To say that the gender-defying young rapper, artist, and water bottle entrepreneur is having a big moment lately is an understatement. Besides the two new singles for his upcoming Syre album, Smith has also been busy teasing the debut of a K-POP single and establishing a partnership between Roc Nation and his art collective MSFTSrep, the art collective he runs with his sister Willow.
As part of the new deal, the Smith siblings and their friend Harry Hudson (currently the only three artists in the collective) will produce music under the Roc Nation name. The news is surprising given that the collective has been intentionally vague since its inception in 2013.
In typical Jaden Smith fashion, the website describes the group as “a creative work force dedicated to supporting and waking up the population of planet earth, through attaining knowledge and personal growth. But even that puts it into a box. Anything that could be put into words puts it in a box, because MSFTSrep is more of an expression rather than an explanation.”
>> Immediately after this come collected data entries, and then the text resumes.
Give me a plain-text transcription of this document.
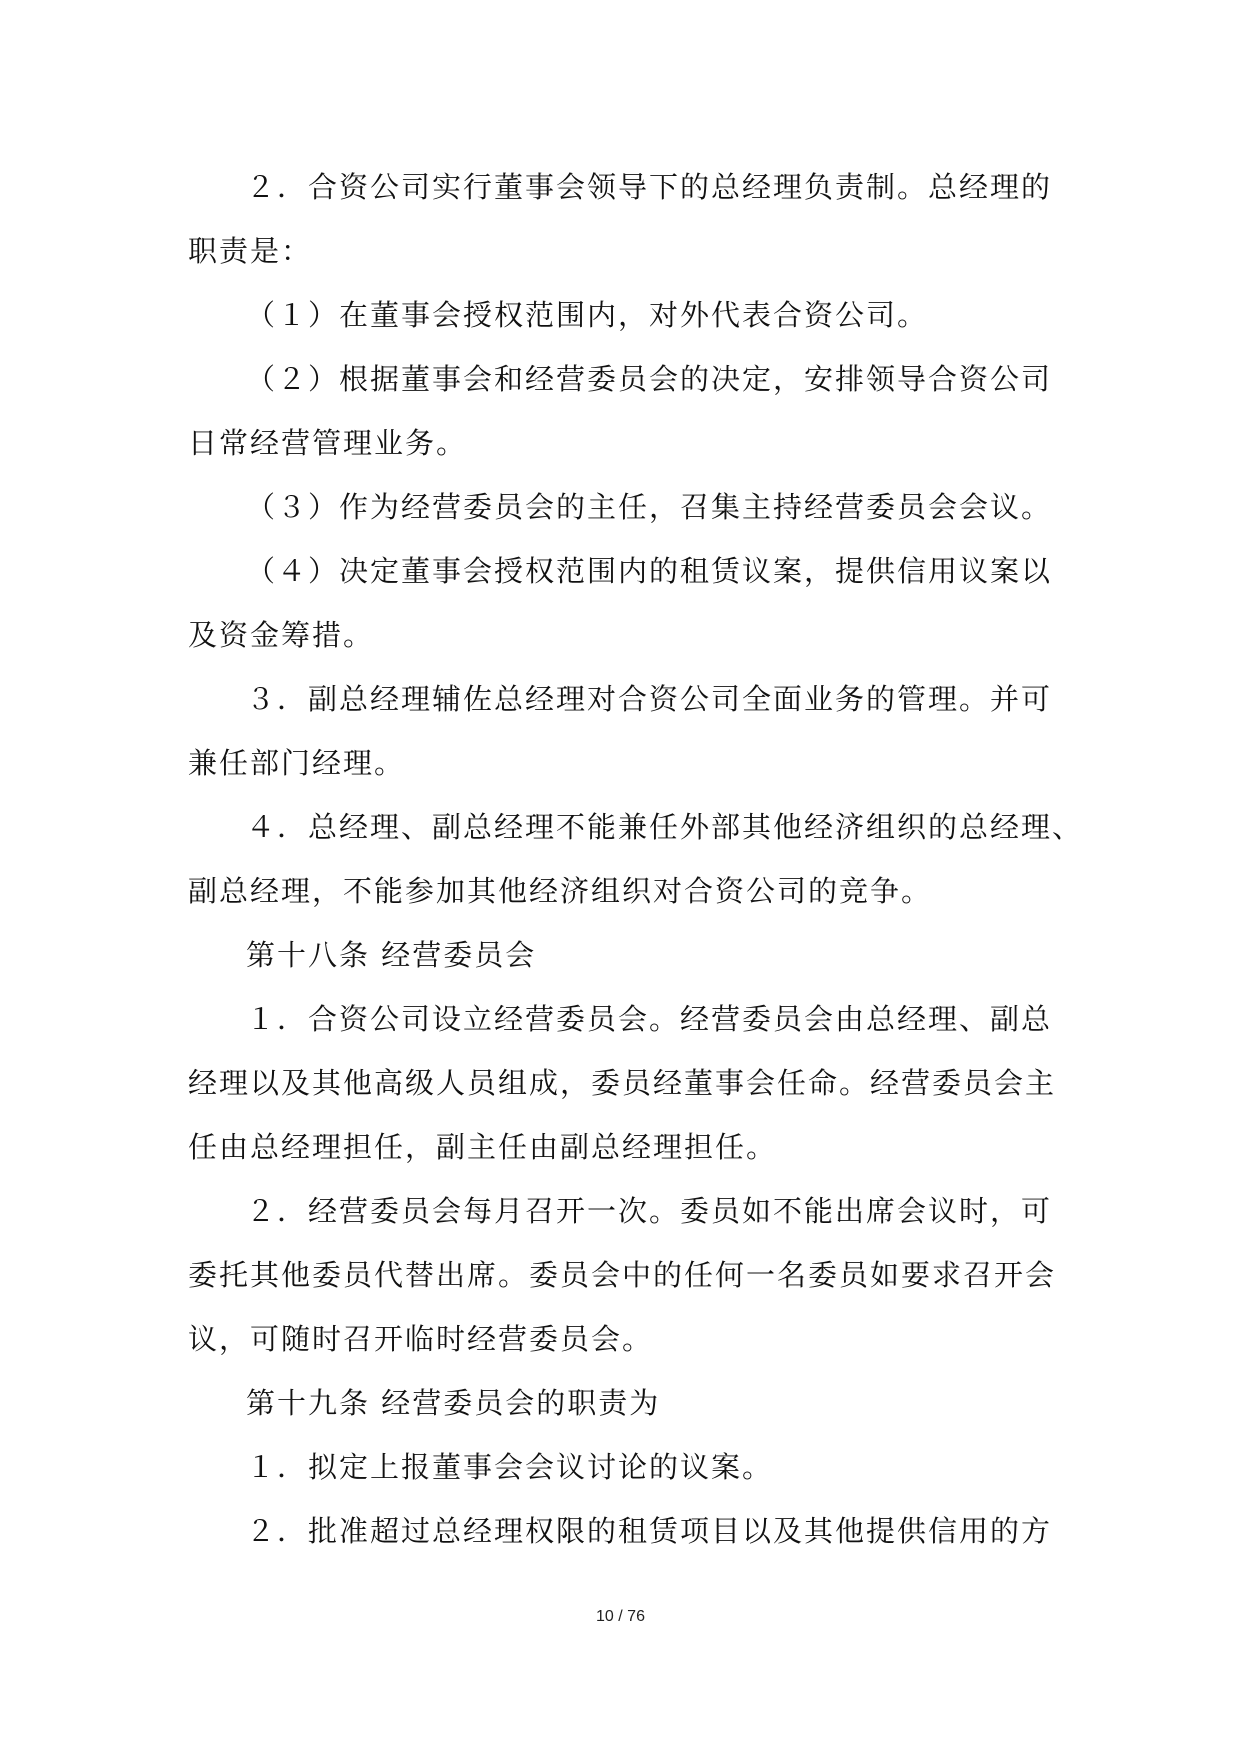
２．合资公司实行董事会领导下的总经理负责制。总经理的

职责是：

（１）在董事会授权范围内，对外代表合资公司。

（２）根据董事会和经营委员会的决定，安排领导合资公司

日常经营管理业务。

（３）作为经营委员会的主任，召集主持经营委员会会议。

（４）决定董事会授权范围内的租赁议案，提供信用议案以

及资金筹措。

３．副总经理辅佐总经理对合资公司全面业务的管理。并可

兼任部门经理。

４．总经理、副总经理不能兼任外部其他经济组织的总经理、

副总经理，不能参加其他经济组织对合资公司的竞争。

第十八条 经营委员会

１．合资公司设立经营委员会。经营委员会由总经理、副总

经理以及其他高级人员组成，委员经董事会任命。经营委员会主

任由总经理担任，副主任由副总经理担任。

２．经营委员会每月召开一次。委员如不能出席会议时，可

委托其他委员代替出席。委员会中的任何一名委员如要求召开会

议，可随时召开临时经营委员会。

第十九条 经营委员会的职责为

１．拟定上报董事会会议讨论的议案。

２．批准超过总经理权限的租赁项目以及其他提供信用的方

10 / 76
Have you ever daydreamed about what would happen if a Bratz Doll and a Cabbage Patch Kid got mixed together and sent down a high fashion runway? Good news! Dutch design house Viktor & Rolf made your dreams come true today at Paris Couture Week with one of the strangest runway shows of the season.
For their Fall 2017 Couture show, the avant-garde design duo Viktor Horsting and Rolf Snoeren sent a diverse range of models down the catwalk as Action Dolls, which is a glitzy way of saying half the models walked the runway in in oversized dolls heads before the second half of the show brought out converted, wearable version of the looks. That’s not to say you can’t wear oversized dolls heads on the streets, but we have a feeling they wouldn’t pay the hospital fee of the bike messenger you’d run into trying to cross 5th Avenue.
Dolls weren’t the only theatrical flourish the designers brought to Paris Couture Week. The garments themselves continued the theme with larger-than-life ruffles; sleek, quilted nylon; and patchwork detailing your grandma would be proud of under the oversized bomber jackets.